Die Operation wurde unter Vollnarkose durchgeführt, wobei an acht Stellen an den unteren Extremitäten der Eingriff erfolgte. Nach dem Aufwachen trug Helmut Mecron Knieschienen, um das permanente Anziehen der Beine zu unterbinden. Er war erstaunt über die neuen Ausmaße seiner Beweglichkeit und konnte bereits einen Tag später mit einem Rollator ins Bad gehen.
Nach der Entlassung trug Helmut die Knieschienen sechs Wochen Tag und Nacht und weitere sechs Wochen nur noch nachts. In dieser Zeit absolvierte er vermehrte Physiotherapie mit dem Fokus auf Bewegen und Dehnen. Er nahm eine deutliche Verbesserung der Beweglichkeit und der Bewegungsausmaße wahr.
David's Geschichte
David, ein junger Mann mit einer Spontanmutation am SPG4-Gen, unterzog sich ebenfalls der Ulzibat-Methode. Vor und nach der Operation wurden Videos im Ganglabor aufgenommen, um die Entwicklung seines Bewegungsvermögens zu dokumentieren.

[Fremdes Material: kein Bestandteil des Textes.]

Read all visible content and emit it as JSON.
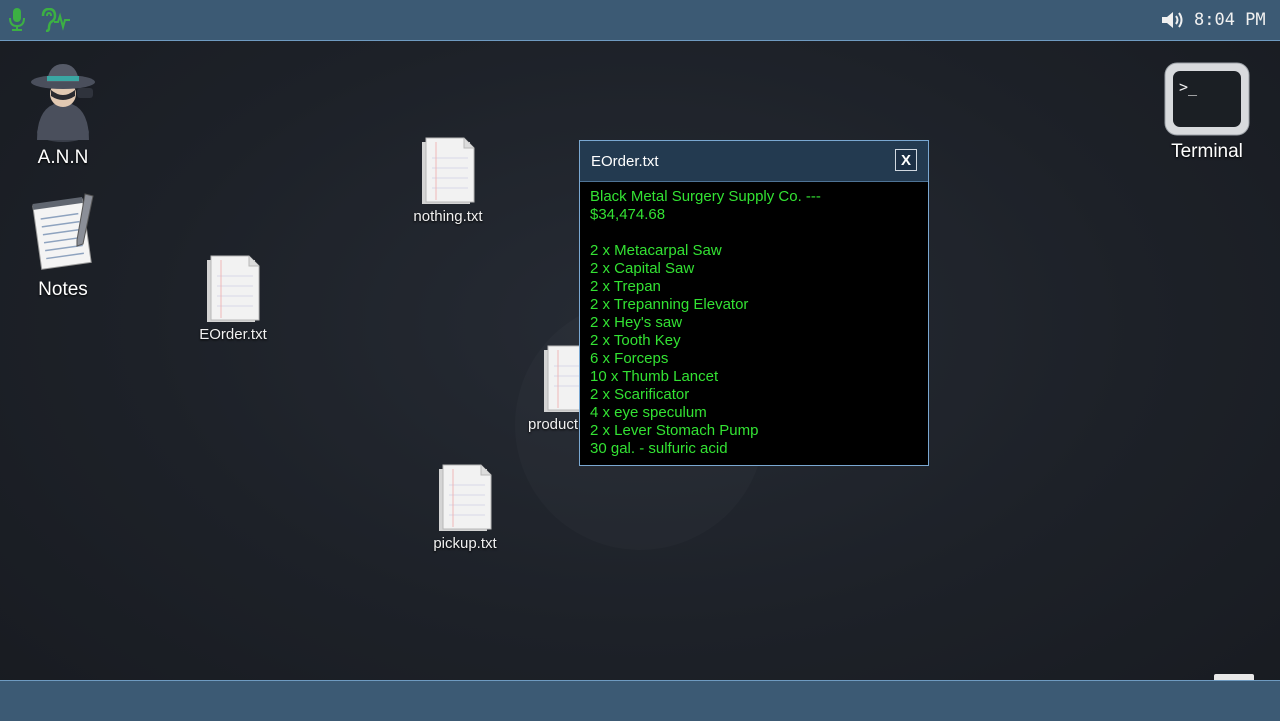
{
  "topbar": {
    "icons": [
      "microphone-icon",
      "ear-listening-icon",
      "speaker-volume-icon"
    ],
    "clock": "8:04 PM"
  },
  "desktop": {
    "apps": [
      {
        "label": "A.N.N",
        "icon": "agent-avatar-icon"
      },
      {
        "label": "Notes",
        "icon": "notepad-icon"
      },
      {
        "label": "Terminal",
        "icon": "terminal-icon"
      }
    ],
    "files": [
      {
        "label": "nothing.txt"
      },
      {
        "label": "EOrder.txt"
      },
      {
        "label": "product"
      },
      {
        "label": "pickup.txt"
      }
    ]
  },
  "window": {
    "title": "EOrder.txt",
    "close_label": "X",
    "header_line1": "Black Metal Surgery Supply Co. ---",
    "header_line2": "$34,474.68",
    "items": [
      "2 x Metacarpal Saw",
      "2 x Capital Saw",
      "2 x Trepan",
      "2 x Trepanning Elevator",
      "2 x Hey's saw",
      "2 x Tooth Key",
      "6 x Forceps",
      "10 x Thumb Lancet",
      "2 x Scarificator",
      "4 x eye speculum",
      "2 x Lever Stomach Pump",
      "30 gal. - sulfuric acid"
    ]
  },
  "colors": {
    "bar": "#3c5a74",
    "window_title": "#233a50",
    "terminal_text": "#33e233",
    "accent_icon": "#3cb043"
  }
}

Weitere Behandlungsoptionen bei Spastik
Neben der Ulzibat-Methode gibt es weitere Behandlungsoptionen für Spastik, darunter:
- Medikamentöse Therapie: Antispastische Medikamente wie Baclofen, Tizanidin oder Dantrolen können eingesetzt werden, um den Muskeltonus zu reduzieren.
- Botulinumtoxin-Injektionen: Botulinumtoxin (Botox) kann in bestimmte Muskeln injiziert werden, um die Muskelaktivität zu reduzieren.
- Intrathekale Baclofen-Therapie (ITB): Bei der ITB wird Baclofen direkt in das Rückenmark abgegeben, was eine höhere Konzentration des Medikaments im Zielgebiet ermöglicht und die Nebenwirkungen reduziert.
- Physiotherapie: Physiotherapie ist ein wichtiger Bestandteil der Behandlung von Spastik. Sie hilft, die Muskeln zu dehnen, die Beweglichkeit zu verbessern und die Funktion zu erhalten.
- Ergotherapie: Ergotherapie kann helfen, die Aktivitäten des täglichen Lebens zu erleichtern und die Selbstständigkeit zu fördern.
- Osteopathie: Osteopathie ist eine Komplementärmedizin, die darauf abzielt, Blockaden und Verspannungen im Körper zu lösen.
Die Rolle der interdisziplinären Zusammenarbeit
Die Behandlung von Spastik erfordert oft die Zusammenarbeit verschiedener Spezialisten, darunter Neurologen, Orthopäden, Physiotherapeuten, Ergotherapeuten und Psychologen. Eine interdisziplinäre Betreuung kann sicherstellen, dass die individuellen Bedürfnisse des Patienten berücksichtigt werden und ein umfassender Behandlungsplan entwickelt wird.